Maui community sounds off on mall

By Christie Wilson
Advertiser Neighbor Island Editor

WAILUKU, Maui — With the rapid and ongoing expansion of Wailuku's residential communities — and no supermarket in town — a proposed shopping center on urban-zoned land at the corner of Maui Lani Parkway and Ka'ahumanu Avenue seems to make sense.

What doesn't make sense, say residents of the adjacent Sandhills area, is putting an entrance to the 13-acre property on a road that serves as a main access to the quiet, older neighborhood.

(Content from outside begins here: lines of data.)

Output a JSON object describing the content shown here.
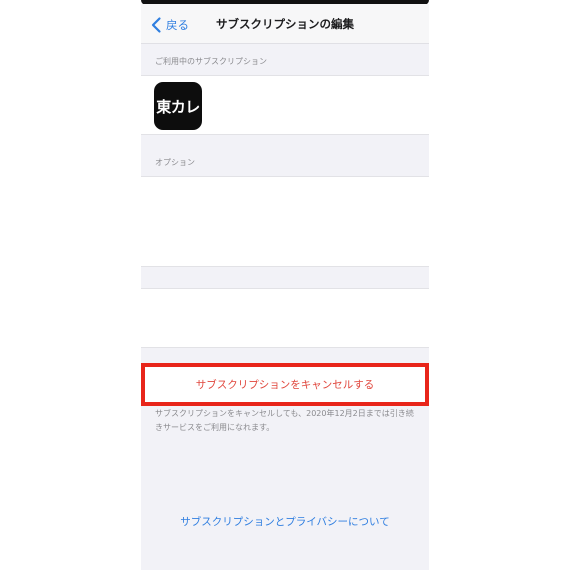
{
  "nav": {
    "back_label": "戻る",
    "title": "サブスクリプションの編集"
  },
  "sections": {
    "current_header": "ご利用中のサブスクリプション",
    "options_header": "オプション"
  },
  "app": {
    "icon_text": "東カレ"
  },
  "actions": {
    "cancel_label": "サブスクリプションをキャンセルする"
  },
  "footnote": "サブスクリプションをキャンセルしても、2020年12月2日までは引き続きサービスをご利用になれます。",
  "links": {
    "privacy_label": "サブスクリプションとプライバシーについて"
  },
  "colors": {
    "accent": "#2f7ee0",
    "cancel_text": "#e0463c",
    "highlight_border": "#e8251a",
    "background": "#f2f2f7"
  },
  "icons": {
    "back": "chevron-left-icon"
  }
}
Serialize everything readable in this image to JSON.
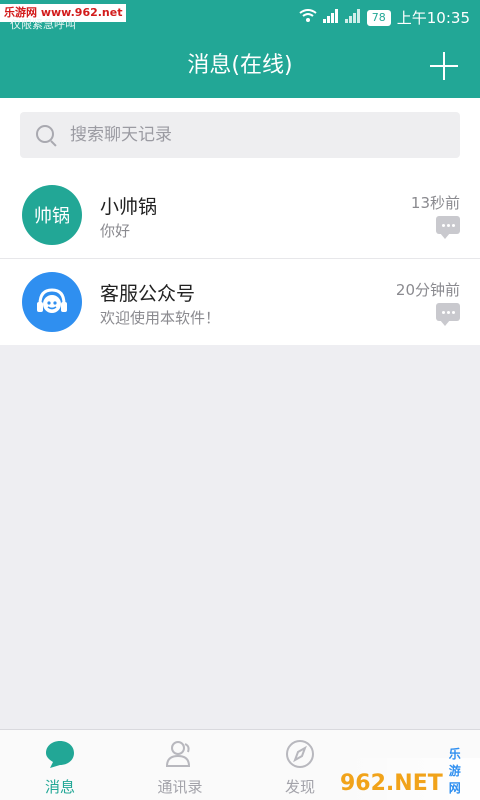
{
  "status": {
    "watermark": "乐游网 www.962.net",
    "carrier_text": "仅限紧急呼叫",
    "battery": "78",
    "time": "上午10:35"
  },
  "header": {
    "title": "消息(在线)"
  },
  "search": {
    "placeholder": "搜索聊天记录"
  },
  "conversations": [
    {
      "avatar_text": "帅锅",
      "name": "小帅锅",
      "preview": "你好",
      "time": "13秒前"
    },
    {
      "avatar_icon": "customer-service-icon",
      "name": "客服公众号",
      "preview": "欢迎使用本软件！",
      "time": "20分钟前"
    }
  ],
  "tabs": [
    {
      "label": "消息",
      "icon": "chat-bubble-icon",
      "active": true
    },
    {
      "label": "通讯录",
      "icon": "contacts-icon",
      "active": false
    },
    {
      "label": "发现",
      "icon": "compass-icon",
      "active": false
    }
  ],
  "bottom_watermark": {
    "brand": "962.NET",
    "sub": "乐游网"
  },
  "colors": {
    "accent": "#22a796",
    "service_avatar": "#2f8ff0"
  }
}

They say improvements to Kainani Street to benefit the Maui Lani Shopping Center would create unsafe conditions for motorists and pedestrians, and encourage cars to cut through Sandhills on narrow streets that lack sidewalks and shoulders and already are off-limits to heavy trucks.

"It seems a little crazy to me," said Nancy Halley, who has lived on Naniloa Drive for eight years.

The absence of a second entrance in addition to the main entrance off Maui Lani Parkway is likely a deal-breaker for Safeway, which has been in talks with developer HRT Ltd. to open a 55,000-square-foot store at the shopping center, said HRT representative Lloyd Sueda.

HRT is a nonprofit subsidiary of the Harry & Jeanette Weinberg Foundation.

Plans call for widening two-lane Kainani Street to four lanes to a point just west of the proposed shopping center driveway and providing turn lanes. It's a short distance from Ka'ahumanu Avenue that would require eastbound drivers turning right from the main road to immediately switch lanes on a sharp curve to make a left turn into the entrance.

There also are concerns that westbound drivers turning left from Ka'ahumanu onto Kainani would back up onto the main road.